These are what we call the 'YMMV items.' Things that some people find in this work. We call them 'your mileage might vary' because not everyone sees these things in the same way. This starts discussions in the trope lists, a thing we don't want. Please use the discussion page if you'd like to discuss any of these items.
The Sleepwalker: Hassam Bin Hassam has habit of selling shoddy parts to airlines, which results in the deaths of nearly 350 people from a large plane crash, for which he had absolutely zero remorse. He would regularly beat his wife, son, and housekeeper. He abused his son for enjoying Western culture, despite enjoying it himself, and kills his own wife when confronted about his plan. When he finds bugs in his house, he brutally waterboards his housekeeper in the toilet and shoots her in the thigh so she can not get help. When cornered, Hassam holds his own son hostage at knife-point and threatens to kill him if he is not allowed to go free.
Brigands M.C: Ralph "The Fuhrer" Donnington is a Neo-Nazi in charge of the South Devon Chapter of the title biker gang.
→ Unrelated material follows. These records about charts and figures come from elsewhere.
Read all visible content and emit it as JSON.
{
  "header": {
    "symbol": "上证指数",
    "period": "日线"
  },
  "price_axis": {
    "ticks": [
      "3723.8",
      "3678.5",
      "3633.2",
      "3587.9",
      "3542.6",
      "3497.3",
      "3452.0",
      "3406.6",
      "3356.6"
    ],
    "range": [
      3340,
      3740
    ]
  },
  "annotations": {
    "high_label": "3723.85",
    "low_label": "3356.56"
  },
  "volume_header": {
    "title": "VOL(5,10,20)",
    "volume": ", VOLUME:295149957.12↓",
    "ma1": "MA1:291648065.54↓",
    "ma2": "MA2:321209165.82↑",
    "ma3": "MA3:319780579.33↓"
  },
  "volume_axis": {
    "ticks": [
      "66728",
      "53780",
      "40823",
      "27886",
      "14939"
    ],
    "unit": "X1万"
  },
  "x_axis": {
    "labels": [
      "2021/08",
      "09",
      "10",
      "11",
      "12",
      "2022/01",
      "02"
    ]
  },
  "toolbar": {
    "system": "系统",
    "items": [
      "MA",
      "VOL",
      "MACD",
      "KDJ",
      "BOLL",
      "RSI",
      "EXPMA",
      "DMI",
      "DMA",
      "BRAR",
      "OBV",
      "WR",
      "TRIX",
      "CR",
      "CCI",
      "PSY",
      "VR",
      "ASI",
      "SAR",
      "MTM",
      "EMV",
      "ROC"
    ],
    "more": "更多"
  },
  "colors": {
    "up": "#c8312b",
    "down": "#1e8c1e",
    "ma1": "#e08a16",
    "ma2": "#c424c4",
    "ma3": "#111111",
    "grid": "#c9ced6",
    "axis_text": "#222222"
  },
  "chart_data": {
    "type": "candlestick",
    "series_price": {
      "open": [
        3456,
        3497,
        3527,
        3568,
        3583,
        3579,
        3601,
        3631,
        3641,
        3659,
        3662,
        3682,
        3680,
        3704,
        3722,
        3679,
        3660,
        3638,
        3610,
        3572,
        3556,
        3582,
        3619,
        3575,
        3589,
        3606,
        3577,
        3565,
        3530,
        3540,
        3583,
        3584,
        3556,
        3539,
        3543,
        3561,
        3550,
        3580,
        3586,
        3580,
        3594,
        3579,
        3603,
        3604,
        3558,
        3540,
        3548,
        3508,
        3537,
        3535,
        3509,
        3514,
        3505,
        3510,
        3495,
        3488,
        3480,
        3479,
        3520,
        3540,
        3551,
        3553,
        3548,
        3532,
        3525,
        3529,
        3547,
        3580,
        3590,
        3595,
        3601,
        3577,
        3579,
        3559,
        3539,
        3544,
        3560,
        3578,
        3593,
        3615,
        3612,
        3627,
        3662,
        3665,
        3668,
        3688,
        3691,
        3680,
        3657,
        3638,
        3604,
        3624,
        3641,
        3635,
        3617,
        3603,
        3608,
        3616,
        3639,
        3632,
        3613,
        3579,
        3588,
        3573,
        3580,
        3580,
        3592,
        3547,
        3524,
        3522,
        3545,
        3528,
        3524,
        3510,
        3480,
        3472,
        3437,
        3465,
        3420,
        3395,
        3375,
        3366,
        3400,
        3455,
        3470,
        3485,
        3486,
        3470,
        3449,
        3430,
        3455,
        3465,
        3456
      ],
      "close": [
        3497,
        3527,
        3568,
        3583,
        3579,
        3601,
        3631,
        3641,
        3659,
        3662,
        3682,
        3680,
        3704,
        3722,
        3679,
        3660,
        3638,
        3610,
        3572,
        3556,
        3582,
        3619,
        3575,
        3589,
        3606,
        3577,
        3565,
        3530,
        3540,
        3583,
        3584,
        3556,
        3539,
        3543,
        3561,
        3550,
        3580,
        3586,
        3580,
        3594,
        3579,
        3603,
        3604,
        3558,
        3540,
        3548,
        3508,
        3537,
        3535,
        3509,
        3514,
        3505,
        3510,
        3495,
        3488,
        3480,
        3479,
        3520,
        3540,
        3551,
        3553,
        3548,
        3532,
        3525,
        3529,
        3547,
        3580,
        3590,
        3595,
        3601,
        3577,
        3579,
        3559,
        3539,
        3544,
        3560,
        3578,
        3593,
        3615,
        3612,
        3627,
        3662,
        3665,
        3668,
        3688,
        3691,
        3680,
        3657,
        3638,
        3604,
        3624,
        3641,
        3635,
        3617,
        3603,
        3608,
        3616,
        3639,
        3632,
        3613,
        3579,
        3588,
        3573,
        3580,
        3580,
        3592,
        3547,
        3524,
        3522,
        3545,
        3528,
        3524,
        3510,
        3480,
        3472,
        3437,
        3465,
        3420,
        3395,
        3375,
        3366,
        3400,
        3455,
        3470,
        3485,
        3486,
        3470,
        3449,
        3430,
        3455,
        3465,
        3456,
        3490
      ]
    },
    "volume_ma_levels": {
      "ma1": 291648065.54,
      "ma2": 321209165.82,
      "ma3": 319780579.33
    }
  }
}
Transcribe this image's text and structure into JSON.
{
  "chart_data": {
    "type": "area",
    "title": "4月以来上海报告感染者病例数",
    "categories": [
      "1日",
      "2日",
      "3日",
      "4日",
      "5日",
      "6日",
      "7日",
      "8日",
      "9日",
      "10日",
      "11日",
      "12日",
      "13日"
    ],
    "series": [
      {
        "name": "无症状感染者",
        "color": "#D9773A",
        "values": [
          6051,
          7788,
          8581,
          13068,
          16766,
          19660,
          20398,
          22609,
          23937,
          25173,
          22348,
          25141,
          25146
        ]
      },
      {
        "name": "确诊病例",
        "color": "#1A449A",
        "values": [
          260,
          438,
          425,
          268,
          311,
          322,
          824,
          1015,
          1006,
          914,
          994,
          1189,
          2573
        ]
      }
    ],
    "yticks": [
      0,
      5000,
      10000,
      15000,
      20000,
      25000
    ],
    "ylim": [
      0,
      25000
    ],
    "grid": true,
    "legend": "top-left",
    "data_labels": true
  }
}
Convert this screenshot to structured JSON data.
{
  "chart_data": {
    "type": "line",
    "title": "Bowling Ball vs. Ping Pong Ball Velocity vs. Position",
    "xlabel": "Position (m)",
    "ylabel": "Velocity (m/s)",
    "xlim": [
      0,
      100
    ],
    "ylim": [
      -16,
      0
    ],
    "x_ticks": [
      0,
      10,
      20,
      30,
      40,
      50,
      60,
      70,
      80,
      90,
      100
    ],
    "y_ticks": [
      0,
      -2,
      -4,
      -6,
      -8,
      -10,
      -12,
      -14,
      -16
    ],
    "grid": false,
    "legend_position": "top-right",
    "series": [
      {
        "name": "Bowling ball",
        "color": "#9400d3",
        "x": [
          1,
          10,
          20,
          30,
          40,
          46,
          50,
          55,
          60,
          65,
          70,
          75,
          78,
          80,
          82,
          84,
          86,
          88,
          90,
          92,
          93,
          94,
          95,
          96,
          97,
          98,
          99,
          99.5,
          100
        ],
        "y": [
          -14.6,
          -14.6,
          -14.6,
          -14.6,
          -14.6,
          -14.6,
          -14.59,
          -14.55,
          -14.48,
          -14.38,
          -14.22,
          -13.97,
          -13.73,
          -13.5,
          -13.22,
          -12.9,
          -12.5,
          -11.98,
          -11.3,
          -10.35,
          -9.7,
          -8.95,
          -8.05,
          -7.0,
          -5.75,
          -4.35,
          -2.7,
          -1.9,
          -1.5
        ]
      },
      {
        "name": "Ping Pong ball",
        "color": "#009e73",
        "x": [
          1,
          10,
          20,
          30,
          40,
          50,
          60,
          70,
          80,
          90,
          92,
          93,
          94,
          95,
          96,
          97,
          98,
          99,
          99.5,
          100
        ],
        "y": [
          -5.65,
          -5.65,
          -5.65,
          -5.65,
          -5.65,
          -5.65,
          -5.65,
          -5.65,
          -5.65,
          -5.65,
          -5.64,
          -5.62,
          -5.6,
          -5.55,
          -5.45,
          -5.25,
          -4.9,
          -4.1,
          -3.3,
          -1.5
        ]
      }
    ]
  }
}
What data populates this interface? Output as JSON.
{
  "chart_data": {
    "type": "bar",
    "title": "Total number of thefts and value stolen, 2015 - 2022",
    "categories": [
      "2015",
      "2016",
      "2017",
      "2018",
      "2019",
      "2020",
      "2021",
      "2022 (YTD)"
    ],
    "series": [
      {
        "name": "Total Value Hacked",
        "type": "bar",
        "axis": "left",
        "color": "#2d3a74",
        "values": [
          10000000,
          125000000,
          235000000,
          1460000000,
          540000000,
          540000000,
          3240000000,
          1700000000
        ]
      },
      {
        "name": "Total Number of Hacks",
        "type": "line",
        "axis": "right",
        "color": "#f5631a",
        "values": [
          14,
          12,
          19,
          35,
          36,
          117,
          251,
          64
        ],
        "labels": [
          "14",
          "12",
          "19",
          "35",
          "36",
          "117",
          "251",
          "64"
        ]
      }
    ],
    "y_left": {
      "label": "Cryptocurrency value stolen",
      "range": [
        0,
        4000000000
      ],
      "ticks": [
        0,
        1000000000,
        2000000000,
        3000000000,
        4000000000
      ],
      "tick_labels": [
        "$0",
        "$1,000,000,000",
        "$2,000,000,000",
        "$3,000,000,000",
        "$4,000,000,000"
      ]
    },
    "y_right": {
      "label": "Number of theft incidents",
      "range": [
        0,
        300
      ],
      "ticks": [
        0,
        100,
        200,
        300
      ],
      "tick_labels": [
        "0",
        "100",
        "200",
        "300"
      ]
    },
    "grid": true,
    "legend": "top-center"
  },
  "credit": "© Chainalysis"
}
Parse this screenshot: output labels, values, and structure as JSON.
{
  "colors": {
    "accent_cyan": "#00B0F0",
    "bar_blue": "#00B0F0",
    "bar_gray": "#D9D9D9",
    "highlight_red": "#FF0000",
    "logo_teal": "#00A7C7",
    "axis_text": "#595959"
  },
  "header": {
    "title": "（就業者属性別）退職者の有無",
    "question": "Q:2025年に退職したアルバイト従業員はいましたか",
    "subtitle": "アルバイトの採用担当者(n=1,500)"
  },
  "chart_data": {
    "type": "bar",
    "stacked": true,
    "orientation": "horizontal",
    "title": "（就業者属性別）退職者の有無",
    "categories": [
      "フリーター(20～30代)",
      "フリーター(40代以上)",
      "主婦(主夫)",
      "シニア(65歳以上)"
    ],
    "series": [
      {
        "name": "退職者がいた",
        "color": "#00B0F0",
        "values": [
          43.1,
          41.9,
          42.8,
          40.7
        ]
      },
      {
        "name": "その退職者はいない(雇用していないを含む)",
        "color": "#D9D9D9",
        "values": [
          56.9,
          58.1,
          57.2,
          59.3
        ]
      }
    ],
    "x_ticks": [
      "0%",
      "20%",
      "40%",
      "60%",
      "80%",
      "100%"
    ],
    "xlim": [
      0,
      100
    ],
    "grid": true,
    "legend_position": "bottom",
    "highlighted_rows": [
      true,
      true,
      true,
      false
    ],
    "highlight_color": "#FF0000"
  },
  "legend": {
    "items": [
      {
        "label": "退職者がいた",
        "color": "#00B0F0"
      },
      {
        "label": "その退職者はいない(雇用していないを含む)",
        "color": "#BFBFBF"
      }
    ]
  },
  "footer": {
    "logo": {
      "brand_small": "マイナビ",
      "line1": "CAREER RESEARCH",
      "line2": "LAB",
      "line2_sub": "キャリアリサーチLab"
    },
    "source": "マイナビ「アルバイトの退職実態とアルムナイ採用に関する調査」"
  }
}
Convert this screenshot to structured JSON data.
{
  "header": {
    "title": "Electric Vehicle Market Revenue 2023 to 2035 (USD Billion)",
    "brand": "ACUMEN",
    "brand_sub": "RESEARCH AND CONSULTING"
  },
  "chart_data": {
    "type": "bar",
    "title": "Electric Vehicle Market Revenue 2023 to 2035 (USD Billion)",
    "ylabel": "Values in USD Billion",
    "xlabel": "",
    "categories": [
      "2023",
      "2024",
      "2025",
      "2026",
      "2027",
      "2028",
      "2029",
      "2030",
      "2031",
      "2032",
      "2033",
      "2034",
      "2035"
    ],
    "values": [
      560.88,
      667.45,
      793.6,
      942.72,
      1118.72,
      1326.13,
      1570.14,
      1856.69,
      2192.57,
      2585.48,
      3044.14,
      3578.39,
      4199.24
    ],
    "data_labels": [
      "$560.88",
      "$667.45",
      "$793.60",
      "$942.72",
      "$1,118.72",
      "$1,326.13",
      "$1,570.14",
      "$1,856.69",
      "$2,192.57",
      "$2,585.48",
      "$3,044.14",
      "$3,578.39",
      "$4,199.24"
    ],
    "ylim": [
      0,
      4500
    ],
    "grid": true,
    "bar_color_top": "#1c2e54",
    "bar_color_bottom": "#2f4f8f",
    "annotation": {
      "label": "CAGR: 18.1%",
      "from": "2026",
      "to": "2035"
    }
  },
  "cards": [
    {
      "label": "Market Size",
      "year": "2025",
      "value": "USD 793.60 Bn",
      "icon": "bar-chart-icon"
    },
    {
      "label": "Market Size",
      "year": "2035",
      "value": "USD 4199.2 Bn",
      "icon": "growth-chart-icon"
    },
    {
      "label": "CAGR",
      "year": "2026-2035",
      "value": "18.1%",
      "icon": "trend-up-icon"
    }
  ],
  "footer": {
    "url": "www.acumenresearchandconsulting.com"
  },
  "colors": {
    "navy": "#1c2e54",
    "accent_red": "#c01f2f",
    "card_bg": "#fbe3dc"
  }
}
He is introduced trying to assault and possibly kill his son Martin for spitting on a member's patch, only stopping when the member appeases him by having Martin fight the much more skilled Dante Scott. The Fuhrer later threatens to kill Dante's father when he disagrees with his plans to have the clubhouse torn down for new facilities. When Dante's parents kill one of his thugs, he retaliates by killing them and there older two children, and the younger two only live when Dante escapes though the window with the baby accidentally injuring her in the process. To eliminate Dante as a witness he sends a gang member to try to bomb the foster home that Dante was staying at. When The Fuhrer finds an undercover cop in his group he takes him to a field to execute him, until the cop tells him that he doesn't want a murder of a officer on his hands. When protagonist James Adams gets a job as a server for the clubhouse, The Fuhrer threatens to kill him for delivering tepid food as a sick joke, and admits he does this with every new server.
From the Aramov series: Leonid Aramov is a member of an international crime clan that coordinates deals between cartels and criminal organizations, and plans to usurp leadership from his mother Irena. In his introduction in People's Republic he forces a family member Ingrid to transfer her accounts to him by torturing her stepdaughter Ning in front of her, then kills Ingrid; sends hitmen after his nephew Ethan to remove competition for leadership, who kill Ethan's mother Galenka and his friend Yannis. In Guardian Angel Leonid kidnaps Ethan as a bargaining chip to get the Aramov accounts under his control, suggests cutting out Ethan's lower jaw and sending it to Irena as proof, takes him to a poacher's ranch where he is mistreated and tries to overdose Irena on painkillers to take complete control of the clan. After being exiled from the clan in Black Friday, Leonid moved to Mexico planning to sell weapons to the local cartels; has his informant in the clan try to kill the current leader, his brother Josef. In addition, Leonid was also a brutal Domestic Abuser who regularly beat, raped, and mentally tortured his prospective wife Tamara, threatened to kill their children should she try to leave him. Leonid ultimately had little to no regard for his family, and only cared about being in control of it.
Designated Hero: James sometimes falls into this, though he usually gets called out.
Die for Our Ship: A canon example with Dana in The General, who is now cheating on her boyfriend to enforce First Girl Wins, despite the previous book showing him flat-out refusing to get together with said first girl because of how unstable it'd been.
Family-Unfriendly Aesop: You can make easy money by breaking the law. Cool People Rebel Against Authority. Friends let friends copy their school work. Slack off at school and cheat a lot, and you too can get top marks in your exams and go to the best university. Cool people don't care about school, and certainly not church.
As well as the above, those selected for CHERUB are naturally quite smart and do actually do their work, it just isn't the focus of the story, much like the lessons in Harry Potter in the later books. Ignoring the last bit as being religious shouldn't be considered an aesop. Oh, and they get punished for slacking off as well, or have you forgotten the Deadly Training Area or the laps?
In addition, most of the series focused on James Adams, who isn't that inclined toward schoolwork. Had it focused more on characters who are more focused on studying, then we would have seen more.
Romantic Plot Tumor: James and Kerry's relationship is this, with it starting off as an interesting enough romance that slowly evolves into a plot that makes you want to slam your head into a wall every time it occurs.
What Do You Mean, It's Not for Kids?: The latter books have "Not Suitable for Younger Readers" on the back of the cover, presumably because of the gritty portrayal of sex and sexuality, obscene language, violence, drug and alcohol use, adolecent bad attitudes, etc. Unfortunately it never specifies how young is "younger," and is marketed as a juvenile book.
The Woobie: Ethan Kitsell/Aramov. His mother was killed, his life was destroyed, his uncle Leonid is a psychopath and actively tries to kill him, and his only friend is a double agent.